Profits mushroom for this urban farmer

Kamala
Kamala

Kamala makes IRs. 30,000 a month after turning her Bengaluru house into a mushroom farm

A small house can turn into an urban farm, yielding a tidy income. That is what it did for 40-year-old Kamala, who gave up her job as a garment worker in Bengaluru and turned her house in a 1,200 sq. ft. plot into a mushroom farm.

Two decades of back-breaking work in different garment factories in the city convinced the woman, who has a pre-university education, that it was time to try something less strenuous. “The continuous hard work does not even give you enough time to visit the washroom. It started making me feel as though I was in jail,” she recalls.

She quit the garment job that was fetching her ₹8,000 a month and chanced upon an article on mushrooms in a magazine. Inspired, she went to Indian Institute of Horticultural Research (IIHR), 4 km from her house on Tumakuru road on the city’s outskirts, and enrolled in a mushroom cultivation course.

“A short training session by experts was offered, after which I launched cultivation in my house about two years ago. It started with two to three kg a month. Now I grow 50 to 60 kg of oyster mushrooms a month without engaging labour, and earn a profit of about ₹30,000,” she says proudly.

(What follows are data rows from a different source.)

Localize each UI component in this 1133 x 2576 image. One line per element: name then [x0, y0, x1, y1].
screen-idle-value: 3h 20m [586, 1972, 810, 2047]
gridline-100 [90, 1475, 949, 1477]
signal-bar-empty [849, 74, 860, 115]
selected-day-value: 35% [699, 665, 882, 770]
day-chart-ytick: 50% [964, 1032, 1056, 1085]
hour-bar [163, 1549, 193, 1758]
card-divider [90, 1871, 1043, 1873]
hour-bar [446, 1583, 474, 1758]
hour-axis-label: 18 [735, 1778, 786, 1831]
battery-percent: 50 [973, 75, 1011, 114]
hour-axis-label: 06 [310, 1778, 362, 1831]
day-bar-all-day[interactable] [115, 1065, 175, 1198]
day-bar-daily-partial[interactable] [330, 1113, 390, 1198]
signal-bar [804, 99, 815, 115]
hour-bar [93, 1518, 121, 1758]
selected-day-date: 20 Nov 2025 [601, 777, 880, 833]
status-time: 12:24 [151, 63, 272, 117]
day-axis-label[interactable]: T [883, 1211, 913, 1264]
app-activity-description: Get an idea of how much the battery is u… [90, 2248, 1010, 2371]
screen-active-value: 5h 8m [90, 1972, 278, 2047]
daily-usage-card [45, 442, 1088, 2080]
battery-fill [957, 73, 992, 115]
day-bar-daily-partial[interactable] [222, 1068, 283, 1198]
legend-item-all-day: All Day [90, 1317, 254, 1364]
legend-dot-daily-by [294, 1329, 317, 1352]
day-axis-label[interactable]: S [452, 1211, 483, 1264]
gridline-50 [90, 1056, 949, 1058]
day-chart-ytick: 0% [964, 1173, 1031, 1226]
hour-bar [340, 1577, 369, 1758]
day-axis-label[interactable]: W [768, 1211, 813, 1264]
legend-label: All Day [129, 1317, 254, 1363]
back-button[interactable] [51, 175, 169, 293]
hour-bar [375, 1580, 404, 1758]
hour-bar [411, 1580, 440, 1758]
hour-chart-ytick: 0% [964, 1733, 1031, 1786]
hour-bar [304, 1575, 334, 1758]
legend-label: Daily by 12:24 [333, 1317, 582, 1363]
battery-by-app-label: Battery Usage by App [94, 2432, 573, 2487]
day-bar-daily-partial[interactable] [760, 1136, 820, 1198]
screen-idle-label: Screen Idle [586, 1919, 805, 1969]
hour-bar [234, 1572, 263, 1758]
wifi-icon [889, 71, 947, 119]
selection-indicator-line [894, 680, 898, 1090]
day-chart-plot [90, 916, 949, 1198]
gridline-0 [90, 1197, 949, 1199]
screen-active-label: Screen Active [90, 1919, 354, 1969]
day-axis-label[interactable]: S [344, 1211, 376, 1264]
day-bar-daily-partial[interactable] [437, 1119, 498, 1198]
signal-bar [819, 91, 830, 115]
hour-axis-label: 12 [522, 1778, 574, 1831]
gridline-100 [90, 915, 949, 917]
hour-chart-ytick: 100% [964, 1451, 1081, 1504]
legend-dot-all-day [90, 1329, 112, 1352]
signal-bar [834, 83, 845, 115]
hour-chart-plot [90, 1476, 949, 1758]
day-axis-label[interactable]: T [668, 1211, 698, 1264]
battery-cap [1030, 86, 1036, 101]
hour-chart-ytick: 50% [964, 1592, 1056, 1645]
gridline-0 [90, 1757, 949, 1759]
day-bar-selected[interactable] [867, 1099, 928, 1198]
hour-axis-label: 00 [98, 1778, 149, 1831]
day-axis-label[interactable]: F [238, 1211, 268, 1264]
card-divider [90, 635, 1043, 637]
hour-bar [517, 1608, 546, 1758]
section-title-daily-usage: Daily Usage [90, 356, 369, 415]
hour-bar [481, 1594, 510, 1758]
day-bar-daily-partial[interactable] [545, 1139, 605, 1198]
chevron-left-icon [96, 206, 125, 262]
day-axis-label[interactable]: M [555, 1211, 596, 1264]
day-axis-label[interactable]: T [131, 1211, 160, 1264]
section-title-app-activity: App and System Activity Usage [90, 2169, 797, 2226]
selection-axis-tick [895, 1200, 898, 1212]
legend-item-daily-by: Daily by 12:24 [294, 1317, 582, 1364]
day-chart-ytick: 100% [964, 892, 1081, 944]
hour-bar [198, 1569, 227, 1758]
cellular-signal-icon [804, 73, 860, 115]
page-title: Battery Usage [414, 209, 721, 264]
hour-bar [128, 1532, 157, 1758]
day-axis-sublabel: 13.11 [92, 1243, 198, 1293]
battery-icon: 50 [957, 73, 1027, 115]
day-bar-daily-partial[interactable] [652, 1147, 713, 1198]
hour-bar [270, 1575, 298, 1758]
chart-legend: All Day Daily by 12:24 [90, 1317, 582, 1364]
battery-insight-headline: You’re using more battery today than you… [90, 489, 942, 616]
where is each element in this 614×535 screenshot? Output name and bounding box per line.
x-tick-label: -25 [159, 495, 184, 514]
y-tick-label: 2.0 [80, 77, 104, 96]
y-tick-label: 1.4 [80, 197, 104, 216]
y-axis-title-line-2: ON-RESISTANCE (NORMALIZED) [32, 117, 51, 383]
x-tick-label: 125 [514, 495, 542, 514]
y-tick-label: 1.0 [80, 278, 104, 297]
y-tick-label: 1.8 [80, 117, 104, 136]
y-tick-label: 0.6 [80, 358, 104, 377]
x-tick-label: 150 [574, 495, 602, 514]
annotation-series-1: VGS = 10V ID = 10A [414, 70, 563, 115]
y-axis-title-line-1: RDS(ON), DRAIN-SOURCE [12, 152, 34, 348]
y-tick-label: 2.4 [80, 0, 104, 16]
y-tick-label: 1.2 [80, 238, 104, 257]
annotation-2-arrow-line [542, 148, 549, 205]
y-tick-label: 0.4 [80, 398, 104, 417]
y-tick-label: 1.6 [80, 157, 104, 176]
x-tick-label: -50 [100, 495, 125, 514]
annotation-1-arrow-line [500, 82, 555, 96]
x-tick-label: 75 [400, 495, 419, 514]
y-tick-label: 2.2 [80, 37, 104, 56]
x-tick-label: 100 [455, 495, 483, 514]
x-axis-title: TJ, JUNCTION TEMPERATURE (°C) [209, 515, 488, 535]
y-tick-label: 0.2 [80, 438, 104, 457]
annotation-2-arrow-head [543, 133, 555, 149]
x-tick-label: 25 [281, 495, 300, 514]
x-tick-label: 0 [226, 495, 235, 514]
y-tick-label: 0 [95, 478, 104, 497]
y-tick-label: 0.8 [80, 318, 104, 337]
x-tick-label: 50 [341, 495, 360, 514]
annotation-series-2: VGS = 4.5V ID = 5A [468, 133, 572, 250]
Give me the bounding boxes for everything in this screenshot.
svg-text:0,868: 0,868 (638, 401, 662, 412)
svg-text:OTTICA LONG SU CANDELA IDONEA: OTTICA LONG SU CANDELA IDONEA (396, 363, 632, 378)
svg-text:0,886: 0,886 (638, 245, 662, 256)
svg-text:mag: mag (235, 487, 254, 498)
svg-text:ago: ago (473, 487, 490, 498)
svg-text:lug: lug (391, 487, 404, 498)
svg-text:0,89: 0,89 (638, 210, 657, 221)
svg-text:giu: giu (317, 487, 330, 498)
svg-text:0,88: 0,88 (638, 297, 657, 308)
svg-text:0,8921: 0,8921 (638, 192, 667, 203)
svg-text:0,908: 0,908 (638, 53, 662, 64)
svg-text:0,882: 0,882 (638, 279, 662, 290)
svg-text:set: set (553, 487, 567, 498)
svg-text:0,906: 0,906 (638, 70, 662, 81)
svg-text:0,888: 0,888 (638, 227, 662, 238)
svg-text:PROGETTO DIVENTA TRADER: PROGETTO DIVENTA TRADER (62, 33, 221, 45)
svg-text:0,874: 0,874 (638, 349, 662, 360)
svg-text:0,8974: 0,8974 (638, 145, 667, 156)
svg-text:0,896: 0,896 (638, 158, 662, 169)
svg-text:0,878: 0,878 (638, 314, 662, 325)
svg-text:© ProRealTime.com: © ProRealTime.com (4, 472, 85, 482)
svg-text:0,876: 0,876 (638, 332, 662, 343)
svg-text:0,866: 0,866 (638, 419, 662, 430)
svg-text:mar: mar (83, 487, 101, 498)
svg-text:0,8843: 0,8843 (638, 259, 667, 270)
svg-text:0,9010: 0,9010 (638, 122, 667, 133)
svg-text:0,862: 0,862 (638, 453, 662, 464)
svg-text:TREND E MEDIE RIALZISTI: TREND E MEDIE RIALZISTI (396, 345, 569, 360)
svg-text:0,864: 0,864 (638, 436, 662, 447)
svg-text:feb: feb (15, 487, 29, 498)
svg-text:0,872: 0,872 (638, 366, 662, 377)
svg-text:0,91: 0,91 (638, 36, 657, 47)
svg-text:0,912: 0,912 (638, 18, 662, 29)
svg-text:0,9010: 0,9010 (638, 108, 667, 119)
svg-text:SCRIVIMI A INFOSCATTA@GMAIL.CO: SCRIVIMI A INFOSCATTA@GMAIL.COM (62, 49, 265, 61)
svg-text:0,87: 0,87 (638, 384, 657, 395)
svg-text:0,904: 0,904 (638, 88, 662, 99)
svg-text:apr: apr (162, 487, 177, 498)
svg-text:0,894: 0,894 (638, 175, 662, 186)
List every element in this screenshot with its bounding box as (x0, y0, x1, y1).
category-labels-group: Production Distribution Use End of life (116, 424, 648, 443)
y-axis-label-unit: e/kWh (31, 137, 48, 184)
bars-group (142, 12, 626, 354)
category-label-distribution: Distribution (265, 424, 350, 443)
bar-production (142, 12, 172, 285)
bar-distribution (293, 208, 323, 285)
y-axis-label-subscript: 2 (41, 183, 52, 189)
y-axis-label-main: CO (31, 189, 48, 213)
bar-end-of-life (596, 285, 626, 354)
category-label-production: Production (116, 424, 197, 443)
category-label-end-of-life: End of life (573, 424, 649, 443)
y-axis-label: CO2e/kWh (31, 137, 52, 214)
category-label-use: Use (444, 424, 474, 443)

What she cultivates is sold to hotels and vegetable shops regularly. Now that Ms. Kamala has mastered the basics, she has joined a training programme at IIHR on value addition: turning leftover mushrooms into sambar powder and ready-to-eat products.

Her quest now is to set up an unique hotel that is dedicated to mushroom dishes in her husband’s home town of Kushalanagar in Kodagu district. He works as a supervisor in a garment unit, and the couple have a daughter and a son.

“I know I have the potential to increase mushroom production five-fold. But I cannot raise the resources required for such an increase on my own. I am looking for government assistance in any form,” she says.

Ms. Kamala has become an example for her former colleagues in the garment industry, and some have adopted her business model. “People from farming families too can add to their incomes with mushrooms,” she says. On Thursday, she was honoured by the IIHR for her achievements at the inaugural session of its three-day national horticultural fair which attracted farmers from several States.